25 Then Jesus laid his hands on his eyes again; and he opened his eyes, his sight was restored, and he saw everything clearly.
- Jesus finished what He had started and laid His hands on him again. He opened his eyes restoring his sight, so that he saw everything clearly. It is interesting to note that His sight was “restored” which means that at one time he was able to see but had become blind at some point. This reminds me going all the way back to Genesis where we as humans could see God clearly as we walked with him, and then our “sight” was darkened and confused and all we could see were the “trees” – the knowledge of good and evil, and the tree of life – and confused them for God. Then our sight went totally dark, where God had to do a new work in us, lead us by the hand, show us that we were trespassers and under His wrath and then He opened our eyes again so we would be healed and see Him clearly.
Phil 1:6-7 ESV
And I am sure of this, that he who began a good work in you will bring it to completion at the day of Jesus Christ.

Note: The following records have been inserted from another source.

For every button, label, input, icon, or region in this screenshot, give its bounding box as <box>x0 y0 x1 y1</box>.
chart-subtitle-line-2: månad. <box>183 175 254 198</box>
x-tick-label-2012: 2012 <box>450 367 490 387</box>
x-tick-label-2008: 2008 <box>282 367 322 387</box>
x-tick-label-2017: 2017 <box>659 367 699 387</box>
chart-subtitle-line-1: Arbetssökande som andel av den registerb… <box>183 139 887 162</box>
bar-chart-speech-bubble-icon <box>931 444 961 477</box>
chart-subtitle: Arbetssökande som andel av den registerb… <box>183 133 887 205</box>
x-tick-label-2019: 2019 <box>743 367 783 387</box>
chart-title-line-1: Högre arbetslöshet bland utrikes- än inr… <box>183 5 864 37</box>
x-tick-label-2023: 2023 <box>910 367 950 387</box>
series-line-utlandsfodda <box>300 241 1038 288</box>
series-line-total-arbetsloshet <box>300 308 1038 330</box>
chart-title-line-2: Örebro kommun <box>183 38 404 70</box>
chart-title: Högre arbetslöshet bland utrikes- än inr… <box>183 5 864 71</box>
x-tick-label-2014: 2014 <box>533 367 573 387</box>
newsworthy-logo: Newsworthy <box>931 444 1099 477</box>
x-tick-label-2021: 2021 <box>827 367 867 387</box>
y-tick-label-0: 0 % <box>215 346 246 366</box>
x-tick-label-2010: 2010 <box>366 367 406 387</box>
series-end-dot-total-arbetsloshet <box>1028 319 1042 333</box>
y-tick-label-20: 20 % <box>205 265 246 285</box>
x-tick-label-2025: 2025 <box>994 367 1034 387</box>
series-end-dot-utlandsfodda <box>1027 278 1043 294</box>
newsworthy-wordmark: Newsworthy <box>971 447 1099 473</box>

- Which leads us to our next point:
Faith is paramount
- Jesus could have healed this man at any point, but He did not do so. Jesus brought Him through this process to develop faith in him along with giving us a pattern in faith development, showing His disciples and us what was happening with them and showing what God was doing in the course of the world. From this passage Jesus again makes the point that having faith in Christ is greater than and more important than being healed by Christ. Faith in Him has the greater value than anything that He can temporarily give to you. Faith in Jesus is more valuable that healing from Jesus. Healing makes your life better; faith makes your life new. God will heal to confirm His words and His goodness, to both establish and extend your faith.
- This passage ends with the verse:
26 And he sent him to his home, saying, “Do not even enter the village.”

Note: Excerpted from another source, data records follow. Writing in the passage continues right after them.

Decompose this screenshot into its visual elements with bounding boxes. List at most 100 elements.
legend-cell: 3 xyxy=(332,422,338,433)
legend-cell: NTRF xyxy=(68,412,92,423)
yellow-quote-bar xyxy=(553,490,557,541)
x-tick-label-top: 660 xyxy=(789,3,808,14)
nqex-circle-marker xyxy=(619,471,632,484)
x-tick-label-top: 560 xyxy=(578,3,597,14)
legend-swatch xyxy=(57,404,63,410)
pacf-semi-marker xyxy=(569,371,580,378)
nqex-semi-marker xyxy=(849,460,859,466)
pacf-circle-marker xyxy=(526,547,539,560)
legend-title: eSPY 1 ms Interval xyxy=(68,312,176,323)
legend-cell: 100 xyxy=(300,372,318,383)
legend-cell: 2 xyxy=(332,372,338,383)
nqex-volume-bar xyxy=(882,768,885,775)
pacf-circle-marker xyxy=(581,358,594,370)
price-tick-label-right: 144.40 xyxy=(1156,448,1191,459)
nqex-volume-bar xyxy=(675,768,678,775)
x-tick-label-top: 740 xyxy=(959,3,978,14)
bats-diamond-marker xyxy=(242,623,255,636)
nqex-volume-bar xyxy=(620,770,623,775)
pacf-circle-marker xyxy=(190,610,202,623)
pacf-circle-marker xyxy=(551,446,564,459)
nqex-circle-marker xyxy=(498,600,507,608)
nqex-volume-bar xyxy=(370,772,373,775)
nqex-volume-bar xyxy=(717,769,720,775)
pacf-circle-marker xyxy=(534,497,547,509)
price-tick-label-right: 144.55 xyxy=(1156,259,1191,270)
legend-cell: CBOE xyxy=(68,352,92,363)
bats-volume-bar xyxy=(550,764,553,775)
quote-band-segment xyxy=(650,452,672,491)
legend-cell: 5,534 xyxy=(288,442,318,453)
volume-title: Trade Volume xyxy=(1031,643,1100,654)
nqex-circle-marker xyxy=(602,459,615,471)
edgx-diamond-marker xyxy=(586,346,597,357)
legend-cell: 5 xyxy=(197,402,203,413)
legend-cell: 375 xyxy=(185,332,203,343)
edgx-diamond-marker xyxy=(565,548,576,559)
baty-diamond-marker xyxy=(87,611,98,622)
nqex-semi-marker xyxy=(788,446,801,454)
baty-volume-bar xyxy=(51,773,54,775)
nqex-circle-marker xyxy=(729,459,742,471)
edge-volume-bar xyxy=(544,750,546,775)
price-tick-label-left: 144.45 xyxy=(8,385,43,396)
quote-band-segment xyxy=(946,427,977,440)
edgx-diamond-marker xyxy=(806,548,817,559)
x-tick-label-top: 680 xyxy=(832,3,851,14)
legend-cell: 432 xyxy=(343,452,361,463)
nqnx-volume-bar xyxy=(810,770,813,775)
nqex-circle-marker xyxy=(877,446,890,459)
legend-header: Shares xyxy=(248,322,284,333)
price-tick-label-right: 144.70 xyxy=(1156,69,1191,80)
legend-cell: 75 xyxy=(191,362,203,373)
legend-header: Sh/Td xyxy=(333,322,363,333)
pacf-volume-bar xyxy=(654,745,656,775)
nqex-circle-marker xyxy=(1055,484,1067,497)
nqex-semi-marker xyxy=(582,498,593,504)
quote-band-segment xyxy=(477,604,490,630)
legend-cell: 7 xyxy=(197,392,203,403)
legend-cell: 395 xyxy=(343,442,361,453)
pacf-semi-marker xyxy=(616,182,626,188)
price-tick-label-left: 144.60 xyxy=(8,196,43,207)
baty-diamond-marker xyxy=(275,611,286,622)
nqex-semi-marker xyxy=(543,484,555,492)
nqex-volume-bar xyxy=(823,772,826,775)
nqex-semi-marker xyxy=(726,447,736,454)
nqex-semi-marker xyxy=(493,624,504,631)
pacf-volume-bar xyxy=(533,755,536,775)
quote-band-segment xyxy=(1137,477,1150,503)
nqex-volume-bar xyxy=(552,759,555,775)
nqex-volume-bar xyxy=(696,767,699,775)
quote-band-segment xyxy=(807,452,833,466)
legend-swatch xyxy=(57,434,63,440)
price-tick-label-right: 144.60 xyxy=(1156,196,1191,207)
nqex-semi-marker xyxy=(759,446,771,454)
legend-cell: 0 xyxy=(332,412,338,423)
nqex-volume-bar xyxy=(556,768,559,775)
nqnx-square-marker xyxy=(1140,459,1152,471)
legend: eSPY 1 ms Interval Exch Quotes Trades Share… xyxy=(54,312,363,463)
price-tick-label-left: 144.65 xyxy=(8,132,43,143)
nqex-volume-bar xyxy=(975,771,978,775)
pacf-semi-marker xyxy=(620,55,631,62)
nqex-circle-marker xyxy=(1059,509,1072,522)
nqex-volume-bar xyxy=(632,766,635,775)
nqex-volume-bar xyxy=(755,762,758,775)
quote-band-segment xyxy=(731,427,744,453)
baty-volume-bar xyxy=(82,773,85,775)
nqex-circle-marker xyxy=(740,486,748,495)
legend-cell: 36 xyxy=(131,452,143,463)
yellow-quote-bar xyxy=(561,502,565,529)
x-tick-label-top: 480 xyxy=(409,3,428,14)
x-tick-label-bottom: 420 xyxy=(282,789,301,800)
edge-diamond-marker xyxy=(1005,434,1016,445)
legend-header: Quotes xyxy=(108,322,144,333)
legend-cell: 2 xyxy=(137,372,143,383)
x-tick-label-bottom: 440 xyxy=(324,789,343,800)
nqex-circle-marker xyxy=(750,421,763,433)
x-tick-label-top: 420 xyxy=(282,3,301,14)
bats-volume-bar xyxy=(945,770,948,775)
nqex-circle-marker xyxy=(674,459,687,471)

- Jesus continued to fulfill His mission and instructed this man to go home, but not to enter the village. Jesus has a purpose for everyone to follow His directive and purpose for you. (Some people were told to follow him, some were told not to tell, others were told to tell, others were told to go to the priests etc.) Continue to follow Him and do what He tells you to do even after you have come to faith.

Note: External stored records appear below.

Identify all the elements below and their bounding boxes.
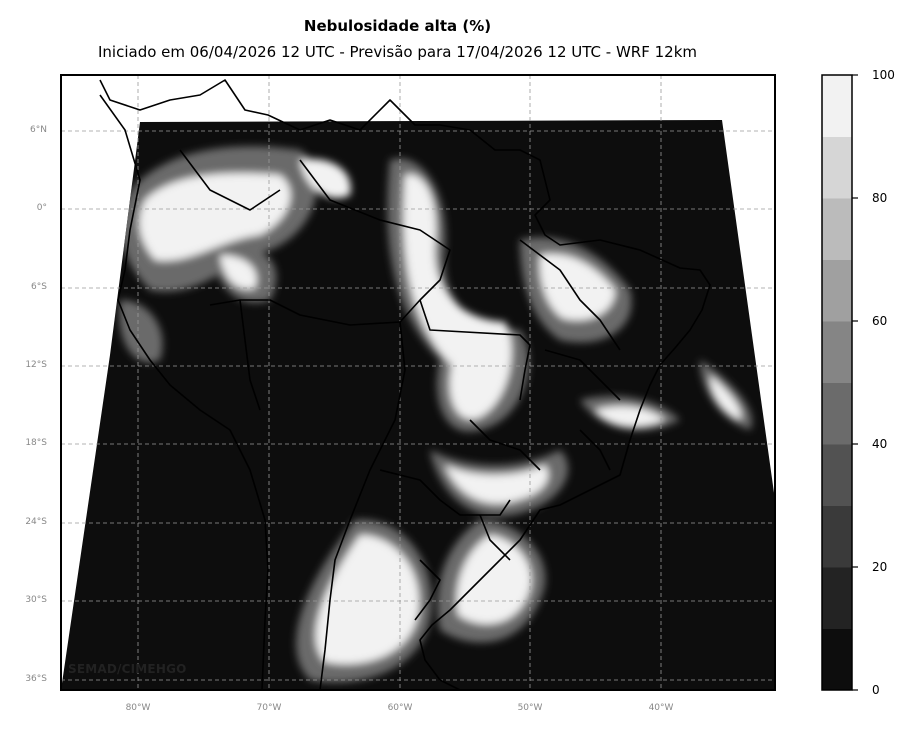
wrf-domain bbox=[61, 120, 775, 690]
colorbar-label: 40 bbox=[872, 437, 888, 451]
lon-label: 50°W bbox=[517, 703, 543, 713]
colorbar-swatch bbox=[822, 505, 852, 568]
colorbar-swatch bbox=[822, 136, 852, 199]
map-title: Nebulosidade alta (%) bbox=[303, 17, 492, 35]
lon-label: 60°W bbox=[387, 703, 413, 713]
colorbar-swatch bbox=[822, 198, 852, 260]
colorbar-swatch bbox=[822, 628, 852, 691]
colorbar-swatch bbox=[822, 75, 852, 137]
lon-label: 80°W bbox=[125, 703, 151, 713]
lat-label: 0° bbox=[36, 203, 47, 213]
map-frame bbox=[60, 74, 776, 691]
map-subtitle: Iniciado em 06/04/2026 12 UTC - Previsão… bbox=[97, 43, 698, 61]
lat-label: 12°S bbox=[25, 360, 47, 370]
colorbar-swatch bbox=[822, 567, 852, 629]
high-cloud-areas bbox=[119, 146, 752, 683]
colorbar-swatch bbox=[822, 444, 852, 506]
colorbar-label: 20 bbox=[872, 560, 888, 574]
map-area bbox=[61, 75, 775, 690]
colorbar-swatch bbox=[822, 321, 852, 383]
colorbar-ticks bbox=[852, 74, 858, 691]
colorbar-label: 80 bbox=[872, 191, 888, 205]
lat-label: 18°S bbox=[25, 438, 47, 448]
colorbar bbox=[822, 75, 852, 691]
lat-label: 30°S bbox=[25, 595, 47, 605]
country-borders bbox=[99, 79, 711, 690]
colorbar-frame bbox=[821, 74, 853, 691]
lat-label: 6°S bbox=[31, 282, 47, 292]
colorbar-label: 100 bbox=[872, 68, 895, 82]
colorbar-swatch bbox=[822, 382, 852, 445]
graticule bbox=[61, 75, 775, 690]
colorbar-swatch bbox=[822, 259, 852, 322]
colorbar-label: 0 bbox=[872, 683, 880, 697]
lat-label: 6°N bbox=[30, 125, 47, 135]
lon-label: 70°W bbox=[256, 703, 282, 713]
lat-label: 24°S bbox=[25, 517, 47, 527]
lat-label: 36°S bbox=[25, 674, 47, 684]
lon-label: 40°W bbox=[648, 703, 674, 713]
credit-watermark: SEMAD/CIMEHGO bbox=[68, 662, 187, 676]
colorbar-label: 60 bbox=[872, 314, 888, 328]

- Use good Bible reading methods so that you can understand what is going on in the text. See to understand, be taught yourselves and use this knowledge to build your faith, the faith of others and to glorify God in the world.
- Understand that faith often takes time to develop, that there are important stages in faith development, and at the heart of faith is understanding our sin and understanding who Jesus is and what He did for us so that we can put our faith in Him for our salvation. If you have not done so, do so today. Understanding this process will help you share the faith with others. Your faith can lead them to Jesus, their faith will make them new in Jesus.
- Know that faith is more important than healing. Even though God does and still heals today, the main thing is that we have faith in Him and remain in Him.